Actor Salman Khan was exempted from appearance in the 2002 hit-and-run case by a sessions court following request by his counsel Ashok Mundargi. Sessions judge U B Hejib adjourned the matter to May 8. On that day, the court would also hear the 47-year-old actor's appeal against the order of the magistrate invoking charge of 'culpable homicide not amounting to murder' (section 304 part II IPC) in the hit-and-run case.

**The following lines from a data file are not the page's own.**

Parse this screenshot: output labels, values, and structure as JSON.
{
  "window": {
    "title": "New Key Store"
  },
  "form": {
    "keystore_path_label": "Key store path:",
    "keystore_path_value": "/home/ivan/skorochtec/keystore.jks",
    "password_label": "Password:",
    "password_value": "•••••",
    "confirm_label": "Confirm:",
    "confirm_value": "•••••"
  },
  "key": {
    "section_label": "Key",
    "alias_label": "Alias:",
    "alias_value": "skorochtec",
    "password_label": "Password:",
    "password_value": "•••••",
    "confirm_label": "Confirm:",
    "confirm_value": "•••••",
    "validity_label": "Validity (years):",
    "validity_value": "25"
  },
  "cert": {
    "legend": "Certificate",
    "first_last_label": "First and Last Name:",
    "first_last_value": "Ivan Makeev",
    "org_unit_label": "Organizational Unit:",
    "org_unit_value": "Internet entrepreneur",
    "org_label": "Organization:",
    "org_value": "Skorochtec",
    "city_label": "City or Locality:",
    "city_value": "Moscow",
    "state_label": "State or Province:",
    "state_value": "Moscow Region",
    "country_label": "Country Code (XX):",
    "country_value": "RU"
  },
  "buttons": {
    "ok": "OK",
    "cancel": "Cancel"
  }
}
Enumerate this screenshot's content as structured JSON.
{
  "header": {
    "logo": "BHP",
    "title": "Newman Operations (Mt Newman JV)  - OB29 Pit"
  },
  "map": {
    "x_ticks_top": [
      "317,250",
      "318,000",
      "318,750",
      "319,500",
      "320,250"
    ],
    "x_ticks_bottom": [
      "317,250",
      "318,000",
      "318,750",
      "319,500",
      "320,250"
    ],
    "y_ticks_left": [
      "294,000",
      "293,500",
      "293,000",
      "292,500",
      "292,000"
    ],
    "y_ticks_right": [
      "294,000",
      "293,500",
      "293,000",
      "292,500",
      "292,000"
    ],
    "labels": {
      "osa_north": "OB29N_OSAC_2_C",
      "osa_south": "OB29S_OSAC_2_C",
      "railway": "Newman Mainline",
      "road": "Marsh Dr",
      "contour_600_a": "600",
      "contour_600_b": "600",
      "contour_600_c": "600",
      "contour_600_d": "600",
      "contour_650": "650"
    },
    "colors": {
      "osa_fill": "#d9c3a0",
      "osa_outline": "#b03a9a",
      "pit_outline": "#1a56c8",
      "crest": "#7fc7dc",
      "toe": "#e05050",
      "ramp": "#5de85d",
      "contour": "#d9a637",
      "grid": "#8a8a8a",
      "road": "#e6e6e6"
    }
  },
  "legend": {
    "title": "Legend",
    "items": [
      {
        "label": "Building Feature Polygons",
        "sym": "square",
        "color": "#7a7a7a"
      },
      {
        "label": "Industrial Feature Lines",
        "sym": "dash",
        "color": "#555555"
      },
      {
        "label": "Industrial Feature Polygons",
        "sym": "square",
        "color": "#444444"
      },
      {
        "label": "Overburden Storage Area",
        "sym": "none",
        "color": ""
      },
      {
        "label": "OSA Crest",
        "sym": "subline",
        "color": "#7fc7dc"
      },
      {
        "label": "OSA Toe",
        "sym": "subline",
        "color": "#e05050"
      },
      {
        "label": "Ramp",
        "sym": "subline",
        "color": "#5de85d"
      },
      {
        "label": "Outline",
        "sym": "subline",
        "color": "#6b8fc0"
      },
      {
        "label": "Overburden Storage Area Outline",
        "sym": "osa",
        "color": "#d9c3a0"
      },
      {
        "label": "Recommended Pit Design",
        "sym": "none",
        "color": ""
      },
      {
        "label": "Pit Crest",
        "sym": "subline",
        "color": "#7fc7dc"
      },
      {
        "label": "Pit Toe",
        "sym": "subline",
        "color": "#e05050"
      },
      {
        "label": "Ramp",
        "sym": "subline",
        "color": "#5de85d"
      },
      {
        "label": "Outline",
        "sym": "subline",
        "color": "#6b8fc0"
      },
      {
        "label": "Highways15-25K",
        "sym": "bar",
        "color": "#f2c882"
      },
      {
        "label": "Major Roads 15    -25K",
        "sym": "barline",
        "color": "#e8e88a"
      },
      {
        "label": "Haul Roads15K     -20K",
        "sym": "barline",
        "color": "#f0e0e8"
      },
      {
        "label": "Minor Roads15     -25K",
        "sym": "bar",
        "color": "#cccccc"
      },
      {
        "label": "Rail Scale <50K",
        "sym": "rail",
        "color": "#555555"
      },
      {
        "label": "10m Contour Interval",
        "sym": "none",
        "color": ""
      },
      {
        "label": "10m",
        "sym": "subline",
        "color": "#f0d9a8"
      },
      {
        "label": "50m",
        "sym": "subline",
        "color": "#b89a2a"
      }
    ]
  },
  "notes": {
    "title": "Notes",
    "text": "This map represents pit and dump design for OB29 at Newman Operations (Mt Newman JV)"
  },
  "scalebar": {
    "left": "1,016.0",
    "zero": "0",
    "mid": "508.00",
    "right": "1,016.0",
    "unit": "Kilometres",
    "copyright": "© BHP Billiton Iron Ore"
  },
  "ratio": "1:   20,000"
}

The offence under this section attracts a 10-year jail term and is triable by a sessions court. Earlier, Khan was tried by a magistrate for lesser charge of causing death by negligence (Section 304A of IPC), that provides for a maximum punishment of two years in jail. The sessions court also asked Salman's lawyer to file written submissions on the appeal on May 8. On the same day, the actor's lawyer would also make oral arguments. Meanwhile, in a related development, advocate Abha Singh, appearing for activist Santosh Daundkar, sought to intervene in the matter.
She argued that police had favoured Khan by not examining witnesses in the case in the last five years and that the actor must appear in the case regularly. Daundkar had earlier filed a complaint in magistrate's court on the same ground but it was rejected. The case took a turn recently when the Bandra magistrate, after examining 17 witnesses, had invoked the charge of 'culpable homicide not amounting to murder' against the actor and transferred the case to a sessions court for re-trial.
Khan has pleaded that the magistrate's order was "erroneous, bad in law and contrary to evidence on record". The magistrate had failed to appreciate that he (Khan) had neither the intention (to kill people) nor the knowledge that his rash and negligent driving would kill a person and cause injury to four others, he said in the appeal. One person was killed and four others injured when the Land Cruiser allegedly driven by Khan crushed a group of people sleeping on the pavement outside a bakery in suburban Bandra in the wee hours on September 28, 2002.